Biden’s Big Decision: Will the Market Weather the Storm?

The stock market is expected to see increased volatility as President Joe Biden’s decision not to run for reelection will be made public tomorrow. This announcement is likely to intensify economic uncertainty, especially as Democrats rally to support a new candidate, with Biden endorsing Vice President Kamala Harris as a potential nominee.

Josh Thompson, CEO of Impact Health USA, commented to Yahoo Finance over the weekend that a formal withdrawal by President Biden could trigger swift market fluctuations. He said, “Investors generally prefer stability and predictability, and such a significant political shift would disrupt both.”

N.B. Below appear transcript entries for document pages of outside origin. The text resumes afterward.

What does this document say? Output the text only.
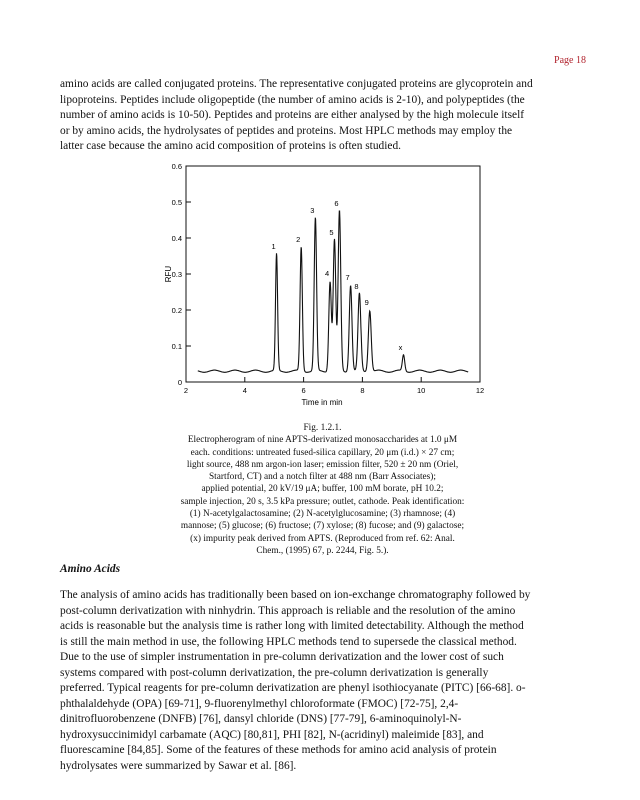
Page 18

amino acids are called conjugated proteins. The representative conjugated proteins are glycoprotein and
lipoproteins. Peptides include oligopeptide (the number of amino acids is 2-10), and polypeptides (the
number of amino acids is 10-50). Peptides and proteins are either analysed by the high molecule itself
or by amino acids, the hydrolysates of peptides and proteins. Most HPLC methods may employ the
latter case because the amino acid composition of proteins is often studied.

0
0.1
0.2
0.3
0.4
0.5
0.6
2	4	6	8	10	12
1
2
3
4
5
6
7
8
9
x
RFU
Time in min
Fig. 1.2.1.
Electropherogram of nine APTS-derivatized monosaccharides at 1.0 μM
each. conditions: untreated fused-silica capillary, 20 μm (i.d.) × 27 cm;
light source, 488 nm argon-ion laser; emission filter, 520 ± 20 nm (Oriel,
Startford, CT) and a notch filter at 488 nm (Barr Associates);
applied potential, 20 kV/19 μA; buffer, 100 mM borate, pH 10.2;
sample injection, 20 s, 3.5 kPa pressure; outlet, cathode. Peak identification:
(1) N-acetylgalactosamine; (2) N-acetylglucosamine; (3) rhamnose; (4)
mannose; (5) glucose; (6) fructose; (7) xylose; (8) fucose; and (9) galactose;
(x) impurity peak derived from APTS. (Reproduced from ref. 62: Anal.
Chem., (1995) 67, p. 2244, Fig. 5.).

Amino Acids

The analysis of amino acids has traditionally been based on ion-exchange chromatography followed by
post-column derivatization with ninhydrin. This approach is reliable and the resolution of the amino
acids is reasonable but the analysis time is rather long with limited detectability. Although the method
is still the main method in use, the following HPLC methods tend to supersede the classical method.
Due to the use of simpler instrumentation in pre-column derivatization and the lower cost of such
systems compared with post-column derivatization, the pre-column derivatization is generally
preferred. Typical reagents for pre-column derivatization are phenyl isothiocyanate (PITC) [66-68]. o-
phthalaldehyde (OPA) [69-71], 9-fluorenylmethyl chloroformate (FMOC) [72-75], 2,4-
dinitrofluorobenzene (DNFB) [76], dansyl chloride (DNS) [77-79], 6-aminoquinolyl-N-
hydroxysuccinimidyl carbamate (AQC) [80,81], PHI [82], N-(acridinyl) maleimide [83], and
fluorescamine [84,85]. Some of the features of these methods for amino acid analysis of protein
hydrolysates were summarized by Sawar et al. [86].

In response to the anticipated uncertainty, investors may seek safety in assets known for their resilience amid political and economic instability, such as gold, silver, and the Swiss franc.

Additionally, the so-called “Trump Trade,” which has gained momentum since Donald Trump’s strong debate performance against Biden and his survival of an assassination attempt, could also experience a slowdown. This term refers to market trends influenced by the potential for a second Trump administration, which is viewed as favorable for various sectors, including healthcare, banking, cryptocurrency, oil stocks, Tesla, and the Trump Media and Technology Group.

Ed Mills, a Washington policy analyst at Raymond James, indicated in a note to CNBC that while Biden’s exit from the race might not necessitate immediate adjustments to electoral odds (currently at 60% for Trump to 40% for Biden/Democrats), a reassessment of the political landscape could stall the momentum of the “Trump trade.”